Methodik: Daten der DPV-Wiss-Initiative, Stand Oktober 2006. In die Auswertung eingeschlossen wurden Patienten mit einem Diabetesbeginn in den ersten 6 Lebensmonaten, die im Jahr nach der Manifestation in der DPV-Datenbank dokumentiert wurden. Insgesamt umfasst die DPV-Datenbank aktuell 97975 Patienten, davon 38861 mit einem Diabetesbeginn vor dem 18. Lebensjahr. 250 Zentren aus Deutschland und Österreich beteiligen sich an der Datenerfassung.

Ergebnisse: 53 Patienten erfüllten die Einschlusskriterien. Bei 10 Patienten wurden B-Zell-Antikörper bei Manifestation oder im Verlauf nachgewiesen, so dass hier der Typ-1-Diabetes gesichert ist. Bei 4 Patienten ist eine Pankreas-Hypoplasie/-Aplasie, oder eine Pankreatektomie bei PHHI (n=2) als Ursache dokumentiert. Bei 3 Patienten wurde eine uniparenterale Disomie am Chromosom 6 bzw. ein entsprechender Methylierungsdefekt molekularbiologisch gesichert (1 Junge, 2Mädchen, HbA1c im Mittel 5,4%, mittleres Diagnosealter 6 Tage). Bei 4 Patienten konnte eine Mutation im Kir6.2-Gen gesichert werden (alle männlich, HbA1c im Mittel 7,1%, mittleres Diagnosealter 8 Wochen, alle Patienten wurden initial mit Insulin behandelt). Bei einem weiteren Patienten wurde eine Frühgeburtlichkeit als Ursache für den neonatalen Diabetes angegeben, bei 2 weiteren Patienten war die Diabetesform transient. Bei 17 weiteren Patienten (11 Jungen, 6Mädchen, Manifestationsalter im Mittel 8 Wochen, HbA1c im Mittel 7,6%) konnte die Ursache des Diabetes bisher nicht geklärt werden.
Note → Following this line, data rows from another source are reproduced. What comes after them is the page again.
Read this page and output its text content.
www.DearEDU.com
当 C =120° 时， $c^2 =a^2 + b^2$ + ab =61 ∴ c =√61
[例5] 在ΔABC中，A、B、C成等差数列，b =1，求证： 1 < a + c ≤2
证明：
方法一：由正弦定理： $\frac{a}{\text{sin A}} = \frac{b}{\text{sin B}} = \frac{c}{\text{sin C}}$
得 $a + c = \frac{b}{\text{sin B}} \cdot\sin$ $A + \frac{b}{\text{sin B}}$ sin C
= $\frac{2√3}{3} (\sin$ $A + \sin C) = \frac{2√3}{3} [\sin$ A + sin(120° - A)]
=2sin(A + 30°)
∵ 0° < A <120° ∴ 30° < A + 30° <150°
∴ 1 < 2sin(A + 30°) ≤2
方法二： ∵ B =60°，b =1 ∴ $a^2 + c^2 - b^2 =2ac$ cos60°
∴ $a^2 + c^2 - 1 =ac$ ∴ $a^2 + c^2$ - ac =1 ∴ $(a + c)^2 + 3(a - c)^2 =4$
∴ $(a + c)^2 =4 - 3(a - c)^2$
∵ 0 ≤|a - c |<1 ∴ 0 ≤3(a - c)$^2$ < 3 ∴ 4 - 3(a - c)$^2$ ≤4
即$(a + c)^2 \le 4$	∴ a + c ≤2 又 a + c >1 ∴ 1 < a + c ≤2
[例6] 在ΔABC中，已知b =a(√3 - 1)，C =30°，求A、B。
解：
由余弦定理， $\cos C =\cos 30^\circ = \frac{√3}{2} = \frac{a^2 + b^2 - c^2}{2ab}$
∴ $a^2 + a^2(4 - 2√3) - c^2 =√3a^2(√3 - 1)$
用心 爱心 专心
Schlussfolgerung: Insgesamt ist ein Diabetesbeginn in den ersten 6 Lebensmonaten selten (53 von 38861 dokumentierten Patienten, 0,13%). In dieser Altersspanne ist aber der Typ-1-Diabetes selten (19% der Patienten hatten B-Zell-AK), so dass aufgrund des sehr unterschiedlichen Verlaufs und der Behandlungsmöglichkeit mit Sulfonylharnstoffen bei Kir6.2-Mutationen bei unklarer Diabetesgenese dringend zu einer zytogenetischen/molekularbiologischen Diagnostik (UPD6, Kir 6.2/KCNJ11, ABCC8, Glukokinase etc) geraten wird. Große Datenbanken erlauben es, die Information über seltene Diabetesformen zusammenzuführen.